If $f(x)=f(\delta x), \delta>0$ a.e then $f$ is constant? Let $f\in L^{\infty}(0, \infty).$
For $\delta>0,$ $f(x)=f(\delta x)$ all most every where(a.e) on $(0, \infty).$
My Question: Can we expect $f$ is constant function on $(0, \infty)?$ If yes, how?
 A: There is a standard argument for problems like this:
If you have a (compactly supported, continuous) function $g \in L^1((0,\infty))$, consider the convolution (calculated w.r.t. the Haar measure on $(0,\infty)$)
$$
(f \ast g)(x)= \int_0^\infty f(x/y) g(y) \,dy/y.  
$$
The convolution is defined for every $x$ because of $f \in L^\infty$. 

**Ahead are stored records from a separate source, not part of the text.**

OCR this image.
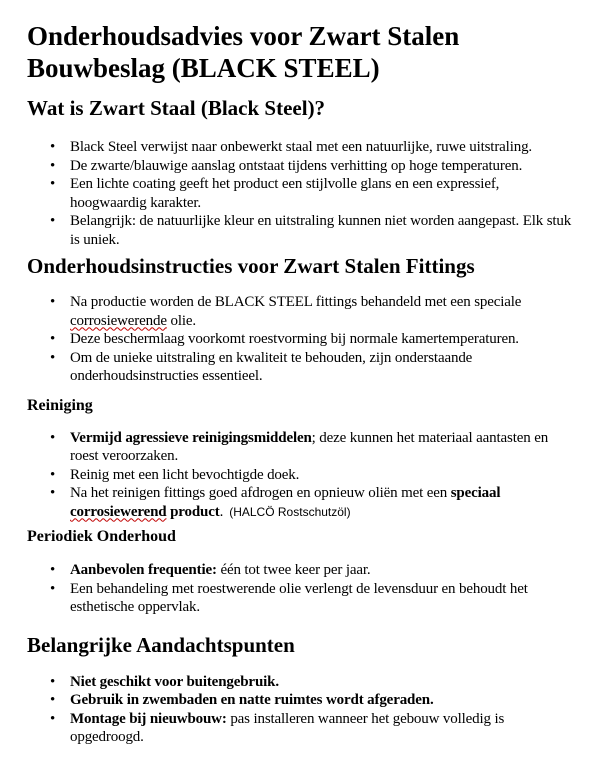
Onderhoudsadvies voor Zwart Stalen Bouwbeslag (BLACK STEEL)
Wat is Zwart Staal (Black Steel)?
• Black Steel verwijst naar onbewerkt staal met een natuurlijke, ruwe uitstraling.
• De zwarte/blauwige aanslag ontstaat tijdens verhitting op hoge temperaturen.
• Een lichte coating geeft het product een stijlvolle glans en een expressief, hoogwaardig karakter.
• Belangrijk: de natuurlijke kleur en uitstraling kunnen niet worden aangepast. Elk stuk is uniek.
Onderhoudsinstructies voor Zwart Stalen Fittings
• Na productie worden de BLACK STEEL fittings behandeld met een speciale corrosiewerende olie.
• Deze beschermlaag voorkomt roestvorming bij normale kamertemperaturen.
• Om de unieke uitstraling en kwaliteit te behouden, zijn onderstaande onderhoudsinstructies essentieel.
Reiniging
• Vermijd agressieve reinigingsmiddelen; deze kunnen het materiaal aantasten en roest veroorzaken.
• Reinig met een licht bevochtigde doek.
• Na het reinigen fittings goed afdrogen en opnieuw oliën met een speciaal corrosiewerend product. (HALCÖ Rostschutzöl)
Periodiek Onderhoud
• Aanbevolen frequentie: één tot twee keer per jaar.
• Een behandeling met roestwerende olie verlengt de levensduur en behoudt het esthetische oppervlak.
Belangrijke Aandachtspunten
• Niet geschikt voor buitengebruik.
• Gebruik in zwembaden en natte ruimtes wordt afgeraden.
• Montage bij nieuwbouw: pas installeren wanneer het gebouw volledig is opgedroogd.
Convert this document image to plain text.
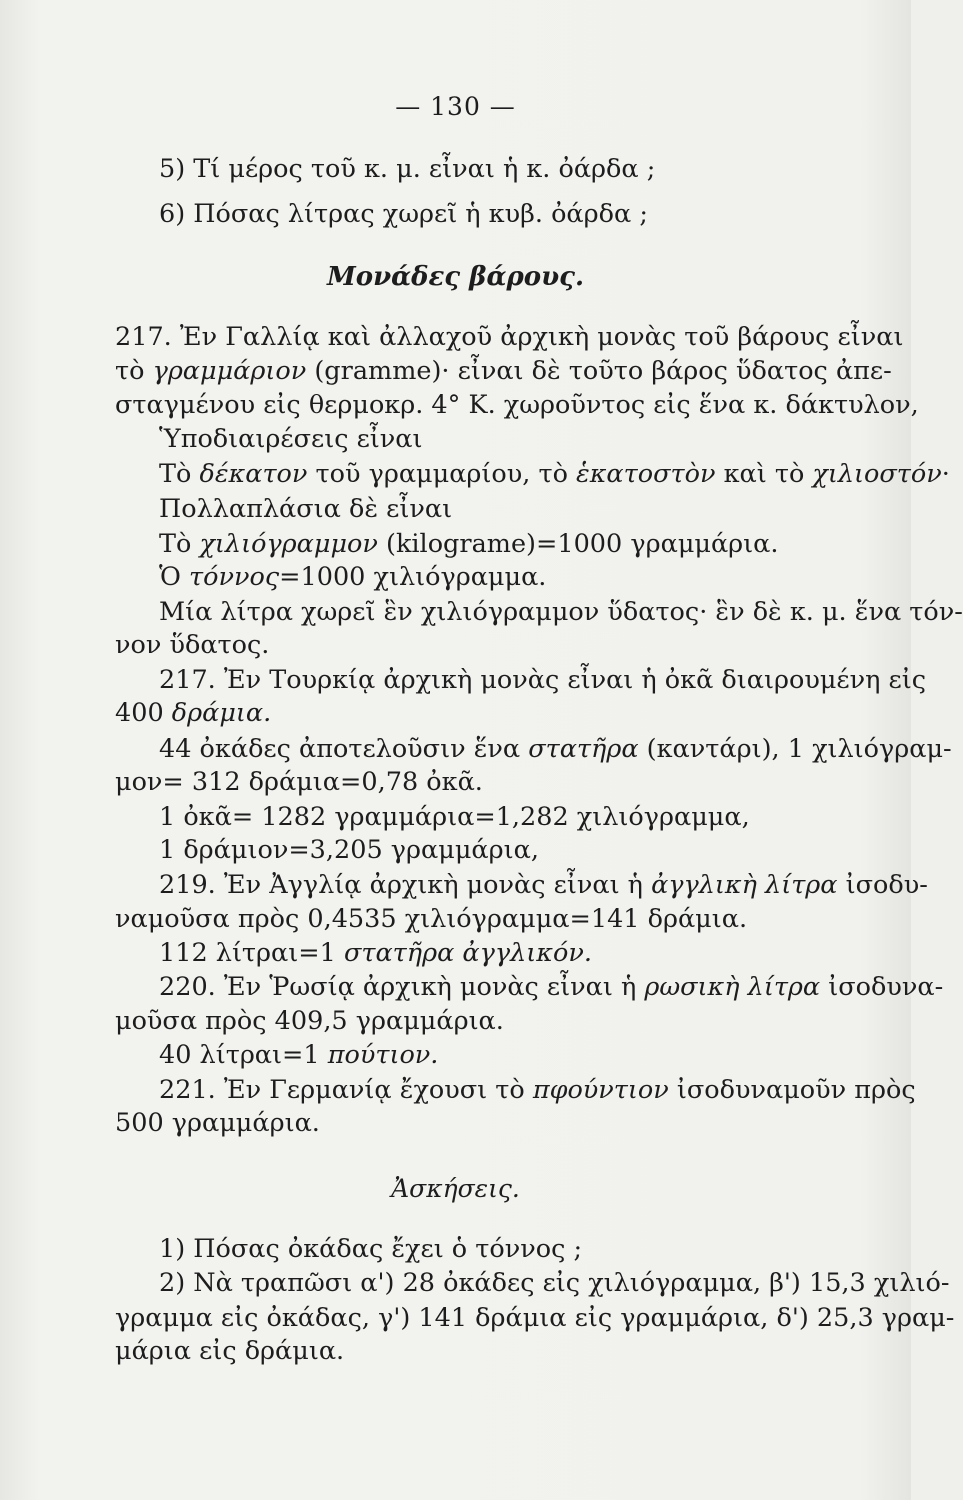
— 130 —
5) Τί μέρος τοῦ κ. μ. εἶναι ἡ κ. ὀάρδα ;
6) Πόσας λίτρας χωρεῖ ἡ κυβ. ὀάρδα ;
Μονάδες βάρους.
217. Ἐν Γαλλίᾳ καὶ ἀλλαχοῦ ἀρχικὴ μονὰς τοῦ βάρους εἶναι
τὸ γραμμάριον (gramme)· εἶναι δὲ τοῦτο βάρος ὕδατος ἀπε-
σταγμένου εἰς θερμοκρ. 4° Κ. χωροῦντος εἰς ἕνα κ. δάκτυλον,
Ὑποδιαιρέσεις εἶναι
Τὸ δέκατον τοῦ γραμμαρίου, τὸ ἑκατοστὸν καὶ τὸ χιλιοστόν·
Πολλαπλάσια δὲ εἶναι
Τὸ χιλιόγραμμον (kilograme)=1000 γραμμάρια.
Ὁ τόννος=1000 χιλιόγραμμα.
Μία λίτρα χωρεῖ ἓν χιλιόγραμμον ὕδατος· ἓν δὲ κ. μ. ἕνα τόν-
νον ὕδατος.
217. Ἐν Τουρκίᾳ ἀρχικὴ μονὰς εἶναι ἡ ὀκᾶ διαιρουμένη εἰς
400 δράμια.
44 ὀκάδες ἀποτελοῦσιν ἕνα στατῆρα (καντάρι), 1 χιλιόγραμ-
μον= 312 δράμια=0,78 ὀκᾶ.
1 ὀκᾶ= 1282 γραμμάρια=1,282 χιλιόγραμμα,
1 δράμιον=3,205 γραμμάρια,
219. Ἐν Ἀγγλίᾳ ἀρχικὴ μονὰς εἶναι ἡ ἀγγλικὴ λίτρα ἰσοδυ-
ναμοῦσα πρὸς 0,4535 χιλιόγραμμα=141 δράμια.
112 λίτραι=1 στατῆρα ἀγγλικόν.
220. Ἐν Ῥωσίᾳ ἀρχικὴ μονὰς εἶναι ἡ ρωσικὴ λίτρα ἰσοδυνα-
μοῦσα πρὸς 409,5 γραμμάρια.
40 λίτραι=1 πούτιον.
221. Ἐν Γερμανίᾳ ἔχουσι τὸ πφούντιον ἰσοδυναμοῦν πρὸς
500 γραμμάρια.
Ἀσκήσεις.
1) Πόσας ὀκάδας ἔχει ὁ τόννος ;
2) Νὰ τραπῶσι α') 28 ὀκάδες εἰς χιλιόγραμμα, β') 15,3 χιλιό-
γραμμα εἰς ὀκάδας, γ') 141 δράμια εἰς γραμμάρια, δ') 25,3 γραμ-
μάρια εἰς δράμια.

Now an easy calculation using the change of variables formula yields 
$$
(f \ast g)(\delta x) = (f \ast g)(x)
$$
for all $\delta , x >0$. 
This will allow you to conclude that $f \ast g $ is constant. 
Now choosing $g = g_\varepsilon$ as a suitable approximation of unity, you get $f \ast g_\epsilon \to f$ pointwise a.e. (at every Lebesgue point of $f$). This implies that $f$ is constant a.e.   
EDIT: If you know that every (almost everywhere) translation invariant function over the reals is (almost everywhere) constant, you could also consider $x \mapsto f(\exp(x))$. 
This also allows you to calculate the convolution over the reals instead of over $(0,\infty)$.